1
votes

Problem:

I have a dataset with hundreds of variables (columns) and I want to standardize all numeric variables. But instead of center and dividing by just one standard deviation, I need to center and divide all variables by two standard deviations.

This is an example of the dataset I have

data have;
INPUT year $1-4 program_id $6-8 program_name $10-31 enrollments 33-36 admissions 38-41 graduates 43-46;
datalines;
2010 002 Electrical Engineering 1563 0321 0156
2010 001 Civil Engineering      2356 0739 0236
2010 003 Mechanical Engineering 0982 0234 0069
2010 021 English                3945 1034 0269
2010 031 Physics                0459 0134 0069
2010 041 Arts                   0234 0072 0045
2019 004 Engineering            4745 1202 0597
2019 022 English Teaching       2788 0887 0201
2019 023 English and Spanish    0751 0345 0092
2019 031 Physics                0589 0126 0039
2019 032 Astronomy              0093 0035 0021
2019 041 Arts                   0359 0097 0062
2019 044 Cinema                 0293 0100 0039
;
run;

I want two different datasets. In the first, standardization applies for all variables across the whole dataset.

proc sql;
create table want1 as
select *, 
(enrollments - mean(enrollments))/(2*STD(enrollments)) as z_enrollments,
(admissions - mean(admissions))/(2*STD(admissions)) as z_admissions,
(graduates - mean(graduates))/(2*STD(graduates)) as z_graduates
from have;
quit;

In the second, standardization is grouped by year:

proc sql;
create table want2 as
select *, 
(enrollments - mean(enrollments))/(2*STD(enrollments)) as z_enrollments,
(admissions - mean(admissions))/(2*STD(admissions)) as z_admissions,
(graduates - mean(graduates))/(2*STD(graduates)) as z_graduates
from have
group by year;
quit;

Question: How to do this for all the hundreds of numeric variables of my dataset, without needing to write down the name of each one of them?

What I tried:

As I want this code to be replicable to different datasets, I was trying to follow the reasoning of this other question. That is, first to identify all numeric variables, than to save all variables names into an array and them doing the computations. I thought that perhaps I also need to save the resulting parameters of each column (mean and std) in an array as well. But I still did not get how to make arrays, datasteps and loops to work together.
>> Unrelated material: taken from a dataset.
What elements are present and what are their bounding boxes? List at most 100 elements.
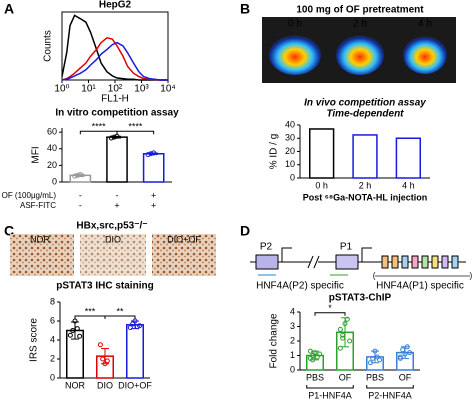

I started trying to set an array for calculating the number of numerical variables. This runs fine.

data _null_;
set have;
array x[*] _numeric_;
call symput("nVar",dim(x));
stop;
run;

%put Number Variables = &nVar;

Then I tried to adapt the following code - which is a combination of @DomPazz answer with @Tom suggestion in the comments - but it did not work:

data want;
set have nobs=nobs;
array x[&nVar] _numeric_;
array N[&nVar];

n(1)=x(1); do i=2 to dim(n); n(i)=(x(i) - mean(x(i))/(2*(STD(x(i)); end;

keep N:;
run;

I don't know if the above code would get the right result. But I get an error saying that I have the incorrect number of arguments for the STD function. I looked it up: apparently, STD() in datastep runs row-wise, not column-wise.
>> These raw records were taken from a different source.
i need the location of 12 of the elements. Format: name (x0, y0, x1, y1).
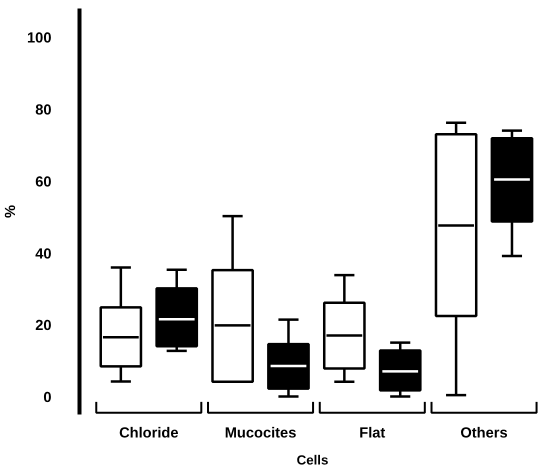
y-tick-label: 40 (35, 246, 52, 262)
y-tick-label: 100 (27, 30, 52, 47)
y-tick-label: 80 (35, 102, 52, 119)
y-tick-label: 20 (35, 318, 52, 334)
x-tick-label: Chloride (119, 426, 179, 442)
x-tick-label: Others (460, 426, 508, 442)
y-tick-label: 0 (43, 390, 52, 406)
y-tick-label: 60 (35, 174, 52, 190)
x-tick-label: Mucocites (224, 426, 296, 442)
x-axis-title: Cells (296, 452, 328, 468)
x-tick-label: Flat (359, 426, 386, 442)
y-axis-title: % (3, 204, 20, 218)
I also tried PROC STANDARD, I get some results, but they don't match with my calculations. Probably I did not set the parameters right:

proc standard data=have mean=0 std=2
 out=want;       
 run;
2
What procs have you tried?Tom
@Tom, I added some of the codes I tried in my question. I didn't do it at the first itme because I didn't want to make it TL;DR.LuizZ

2 Answers

4
votes

You can use the METHED=STD on PROC STDIZE to standardize around the mean and one STD. So just add the MULT= option to divide by 2.
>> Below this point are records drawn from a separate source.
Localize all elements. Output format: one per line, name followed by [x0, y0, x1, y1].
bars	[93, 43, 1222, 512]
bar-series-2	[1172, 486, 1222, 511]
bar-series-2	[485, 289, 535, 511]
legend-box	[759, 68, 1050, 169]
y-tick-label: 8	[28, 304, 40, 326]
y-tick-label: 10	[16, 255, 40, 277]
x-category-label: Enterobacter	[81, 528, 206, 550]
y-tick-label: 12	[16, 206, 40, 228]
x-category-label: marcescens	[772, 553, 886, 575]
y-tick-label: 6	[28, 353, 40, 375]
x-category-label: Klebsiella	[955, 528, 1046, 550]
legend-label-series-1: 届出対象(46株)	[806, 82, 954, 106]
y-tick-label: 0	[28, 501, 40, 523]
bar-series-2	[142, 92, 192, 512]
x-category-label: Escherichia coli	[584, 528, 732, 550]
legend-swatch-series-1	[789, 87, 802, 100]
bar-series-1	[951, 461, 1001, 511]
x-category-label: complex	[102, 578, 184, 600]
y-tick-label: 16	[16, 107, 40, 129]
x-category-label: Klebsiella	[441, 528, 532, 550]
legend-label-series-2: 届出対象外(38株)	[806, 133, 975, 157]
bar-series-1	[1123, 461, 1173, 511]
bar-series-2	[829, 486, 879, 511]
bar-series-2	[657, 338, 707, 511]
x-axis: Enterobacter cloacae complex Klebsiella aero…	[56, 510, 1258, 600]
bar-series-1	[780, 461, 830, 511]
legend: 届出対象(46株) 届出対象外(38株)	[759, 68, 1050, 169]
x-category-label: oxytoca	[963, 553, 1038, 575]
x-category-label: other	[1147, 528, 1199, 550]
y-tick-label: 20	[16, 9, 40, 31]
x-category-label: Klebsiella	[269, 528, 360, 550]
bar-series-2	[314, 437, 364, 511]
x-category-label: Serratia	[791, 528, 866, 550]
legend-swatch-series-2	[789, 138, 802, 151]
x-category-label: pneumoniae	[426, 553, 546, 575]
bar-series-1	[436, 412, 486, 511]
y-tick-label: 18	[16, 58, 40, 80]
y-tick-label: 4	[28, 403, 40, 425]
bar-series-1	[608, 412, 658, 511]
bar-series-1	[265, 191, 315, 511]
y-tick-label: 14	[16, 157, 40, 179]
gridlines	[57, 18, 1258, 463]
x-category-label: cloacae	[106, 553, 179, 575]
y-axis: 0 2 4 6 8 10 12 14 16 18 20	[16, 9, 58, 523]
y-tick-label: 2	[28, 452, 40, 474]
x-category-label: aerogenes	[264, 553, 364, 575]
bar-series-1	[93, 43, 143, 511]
proc stdize data=have method=STD mult=0.5 out=want;
run;
1
votes

Answering last comment:

@Tom I was reading the proc stdize documentation, but I could not figure out if I can customize the LOCATION and SCALE measures. For example, if instead of dividing by 2sdt, I want to subtract the mean and divide by the range for all variables. Would it be possible?

Quick solution:

* Output Mean;
proc stdize data=have method=mean out=out1 outstat=mean1;
var _numeric_;
run;

* Output Range;
proc stdize data=have method=range out=out1 outstat=range1;
var _numeric_;
run;

* LOCATION and SCALE;
data scale_location;
set mean1 (where=(_type_='LOCATION')) range1 (where=(_type_='SCALE'));
run;

* Target; 
proc stdize data=have method=in(scale_location) out=want;
var _numeric_;
run;